Mitologicamente, o pai de Andrómeda é Cefeu. Cefeu é também uma constelação do Hemisfério Celestial Norte sendo a estrela alfa de Cefeu, Alderamin, a mais brilhante. As constelações vizinhas de Cefeu são a Úrsula Menor, Dragão, Cisne e Cassiopeia. Camões conhece essa proximidade e cita-as, todas elas, na estrofe anterior.

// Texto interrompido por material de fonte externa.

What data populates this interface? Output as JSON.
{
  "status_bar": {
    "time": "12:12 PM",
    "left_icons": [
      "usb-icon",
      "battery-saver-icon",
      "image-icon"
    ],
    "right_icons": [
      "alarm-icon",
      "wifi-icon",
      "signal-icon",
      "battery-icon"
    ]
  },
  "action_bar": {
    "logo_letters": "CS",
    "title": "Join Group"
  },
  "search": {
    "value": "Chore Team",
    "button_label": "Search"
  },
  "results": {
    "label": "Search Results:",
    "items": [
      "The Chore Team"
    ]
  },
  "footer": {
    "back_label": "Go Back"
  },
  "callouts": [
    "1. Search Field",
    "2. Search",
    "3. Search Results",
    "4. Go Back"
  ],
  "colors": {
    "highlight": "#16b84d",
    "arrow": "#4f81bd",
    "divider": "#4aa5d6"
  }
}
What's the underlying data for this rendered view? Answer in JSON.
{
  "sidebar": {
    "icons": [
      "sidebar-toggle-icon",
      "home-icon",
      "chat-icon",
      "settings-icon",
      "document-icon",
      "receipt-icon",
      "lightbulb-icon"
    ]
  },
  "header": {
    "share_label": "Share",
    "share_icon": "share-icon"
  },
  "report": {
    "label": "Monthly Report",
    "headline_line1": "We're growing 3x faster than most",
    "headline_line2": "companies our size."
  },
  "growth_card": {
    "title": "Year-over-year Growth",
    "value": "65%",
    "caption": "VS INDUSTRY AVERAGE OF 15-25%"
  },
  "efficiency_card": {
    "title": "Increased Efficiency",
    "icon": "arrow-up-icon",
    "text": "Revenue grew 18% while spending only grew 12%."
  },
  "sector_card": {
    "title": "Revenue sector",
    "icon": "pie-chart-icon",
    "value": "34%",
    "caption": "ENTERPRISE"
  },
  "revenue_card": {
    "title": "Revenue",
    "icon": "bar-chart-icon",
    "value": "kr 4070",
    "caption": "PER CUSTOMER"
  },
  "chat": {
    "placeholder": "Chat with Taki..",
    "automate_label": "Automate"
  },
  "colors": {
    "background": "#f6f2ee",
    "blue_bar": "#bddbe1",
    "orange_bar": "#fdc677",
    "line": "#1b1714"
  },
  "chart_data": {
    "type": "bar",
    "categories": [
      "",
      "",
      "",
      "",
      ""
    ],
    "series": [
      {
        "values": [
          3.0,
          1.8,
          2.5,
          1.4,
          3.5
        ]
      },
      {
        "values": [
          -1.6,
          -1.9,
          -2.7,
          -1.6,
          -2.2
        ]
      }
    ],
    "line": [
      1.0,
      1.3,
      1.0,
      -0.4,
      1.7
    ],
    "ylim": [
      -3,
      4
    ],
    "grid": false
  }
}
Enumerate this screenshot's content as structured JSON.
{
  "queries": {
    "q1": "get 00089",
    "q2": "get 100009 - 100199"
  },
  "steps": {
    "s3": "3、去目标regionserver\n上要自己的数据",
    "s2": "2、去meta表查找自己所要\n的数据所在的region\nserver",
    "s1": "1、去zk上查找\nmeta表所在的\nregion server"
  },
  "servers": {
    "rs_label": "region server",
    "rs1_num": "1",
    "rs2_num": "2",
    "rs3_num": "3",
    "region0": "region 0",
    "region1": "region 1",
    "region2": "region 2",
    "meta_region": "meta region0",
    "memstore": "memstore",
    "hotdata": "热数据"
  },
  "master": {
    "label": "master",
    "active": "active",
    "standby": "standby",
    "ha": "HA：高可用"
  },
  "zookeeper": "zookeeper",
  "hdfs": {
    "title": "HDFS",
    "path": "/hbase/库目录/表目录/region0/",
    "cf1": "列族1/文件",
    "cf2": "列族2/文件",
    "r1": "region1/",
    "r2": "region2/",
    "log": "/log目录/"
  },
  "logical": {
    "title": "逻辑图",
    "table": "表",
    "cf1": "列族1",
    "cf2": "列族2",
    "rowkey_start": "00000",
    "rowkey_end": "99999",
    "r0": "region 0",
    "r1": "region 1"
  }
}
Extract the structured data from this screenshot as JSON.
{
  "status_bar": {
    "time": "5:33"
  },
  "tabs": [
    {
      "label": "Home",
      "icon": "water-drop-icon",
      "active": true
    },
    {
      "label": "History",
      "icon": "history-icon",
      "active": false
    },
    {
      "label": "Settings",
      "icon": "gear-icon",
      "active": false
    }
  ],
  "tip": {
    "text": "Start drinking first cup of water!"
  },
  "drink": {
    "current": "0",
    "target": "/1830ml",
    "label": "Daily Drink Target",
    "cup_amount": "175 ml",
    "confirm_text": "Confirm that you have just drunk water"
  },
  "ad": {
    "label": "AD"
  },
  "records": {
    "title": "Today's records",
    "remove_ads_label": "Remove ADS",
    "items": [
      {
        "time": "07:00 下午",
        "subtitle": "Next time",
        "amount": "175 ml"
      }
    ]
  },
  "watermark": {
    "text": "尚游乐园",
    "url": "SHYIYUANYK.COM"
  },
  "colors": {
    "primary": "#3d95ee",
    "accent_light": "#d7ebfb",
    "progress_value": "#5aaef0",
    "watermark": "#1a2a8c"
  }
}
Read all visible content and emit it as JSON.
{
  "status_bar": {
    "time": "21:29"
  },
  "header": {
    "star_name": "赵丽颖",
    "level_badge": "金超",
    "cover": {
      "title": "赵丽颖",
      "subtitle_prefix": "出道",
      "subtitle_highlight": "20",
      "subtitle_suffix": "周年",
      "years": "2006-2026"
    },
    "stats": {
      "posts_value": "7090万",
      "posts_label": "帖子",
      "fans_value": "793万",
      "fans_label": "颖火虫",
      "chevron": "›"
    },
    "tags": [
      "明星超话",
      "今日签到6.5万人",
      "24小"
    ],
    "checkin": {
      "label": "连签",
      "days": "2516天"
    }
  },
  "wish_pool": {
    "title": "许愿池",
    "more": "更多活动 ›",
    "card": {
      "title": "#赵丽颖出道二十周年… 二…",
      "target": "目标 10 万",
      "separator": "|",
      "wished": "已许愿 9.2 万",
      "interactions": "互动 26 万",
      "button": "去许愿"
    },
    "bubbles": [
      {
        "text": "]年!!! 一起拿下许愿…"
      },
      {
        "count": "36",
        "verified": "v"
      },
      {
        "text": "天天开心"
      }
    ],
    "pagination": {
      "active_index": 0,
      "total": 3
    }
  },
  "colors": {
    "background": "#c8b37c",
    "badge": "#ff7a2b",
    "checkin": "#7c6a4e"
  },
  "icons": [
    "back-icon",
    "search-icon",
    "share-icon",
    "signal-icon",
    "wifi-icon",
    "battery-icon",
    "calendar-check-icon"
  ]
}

Representação da constelação de Andrómeda

Representação das constelações de Orionte, Touto e Lebre
Os Cães que Camões refere, são os cães de Orionte, o Cão Maior e o Cão Menor.
Orionte tem sido objecto de admiração ao longo de todos os tempos. Esta constelação, conjuntamente com a Úrsula Maior e as Plêiades, é das constelações com referências mais antigas. Com excepção da "Carreta" - Úrsula Maior, o "cinturão de Orionte" é provavelmente o mais conhecido e o mais popular de todos os grupos estelares. Popularmente chamam a essa grupo de três estrelas "as três Marias" ou "os três Reis Magos". Nos catálogos antigos, Orionte é representada por um caçador brandindo um maço (como lhe chama Camões – gesto turbulento”), enfrentando o Touro celeste. Tem aos pés a Lebre e seguem-nos o Cão Maior e o Cão Menor.
No Hemisfério Celestial Norte é ainda possível observar as constelações de Cisne e de Lira que Camões refere na estrofe anterior e esquematizadas nas figuras seguintes. No entanto, a Lebre, é uma constelação do Hemisfério Celestial Sul, logo ao sul do equador celeste.
O verso “Olha o Cisne morrendo que suspira” tem também sentido mitológico, onde Camões junta, como é hábito, as duas vertentes: a astronómica e a mitológica. Por outro lado, é a forma poética que encontra para falar da constelação de Gémeos. Para melhor se entender essa assumpção, atenda-se à história da princesa Leda.
Leda era uma jovem e bela princesa, recém-casada com Tíndaro, herdeiro do reino de Esparta. Gostava de deitar-se na relva, apreciando o canto dos pássaros e expunha o seu corpo aos raios do sol, sob olhares indiscretos dos deuses.
Certa vez, Zeus ia a caminho da cidade de Tróia e encontrou Leda deitada seminua na relva e parou para contemplá-la de longe. Temendo assustá-la com sua figura gloriosa e resplandecente, converteu-se num cisne imenso para poder cortejá-la.
Ao ver o belo cisne, Leda senta-se e começa a observá-lo. O Cisne mostra grande excitação e desejo, através de uma dança. Leda estava fascinada e o cisne aproximou-se mais e começou a tocá-la e acariciá-la com as suas plumas e o seu longo pescoço.
Excitada, Leda deitou-se novamente na relva e aguardou que o cisne se deitasse sobre ela, para se amarem.
Alguns meses depois a princesa sente fortes dores e percebe que do seu ventre saíam dois ovos: do primeiro, nasceram Castor e Helena e do segundo, Pólux e Clitemnestra. Hera, irmã e esposa de Zeus, com ciúmes, persegue e proíbe Leda de viver no reino. Zeus para compensar Leda, converteu-a em deusa e reservou-lhe um espaço no céu, na forma de uma estrela na constelação de Cisne.
Os filhos de Leda e Zeus, Castor e Pólux, tornam-se grandes guerreiros e amigos inseparáveis. Todavia Castor, que herdou a mortalidade humana da mãe, perde a vida numa batalha e Pólux, que herdou a imortalidade divina do pai, suplica a Zeus que devolva a vida do seu irmão. Comovido com esta demonstração de amor fraterno, Zeus propõe a Pólux dividir sua imortalidade, alternando com o irmão um dia de vida e um dia de morte.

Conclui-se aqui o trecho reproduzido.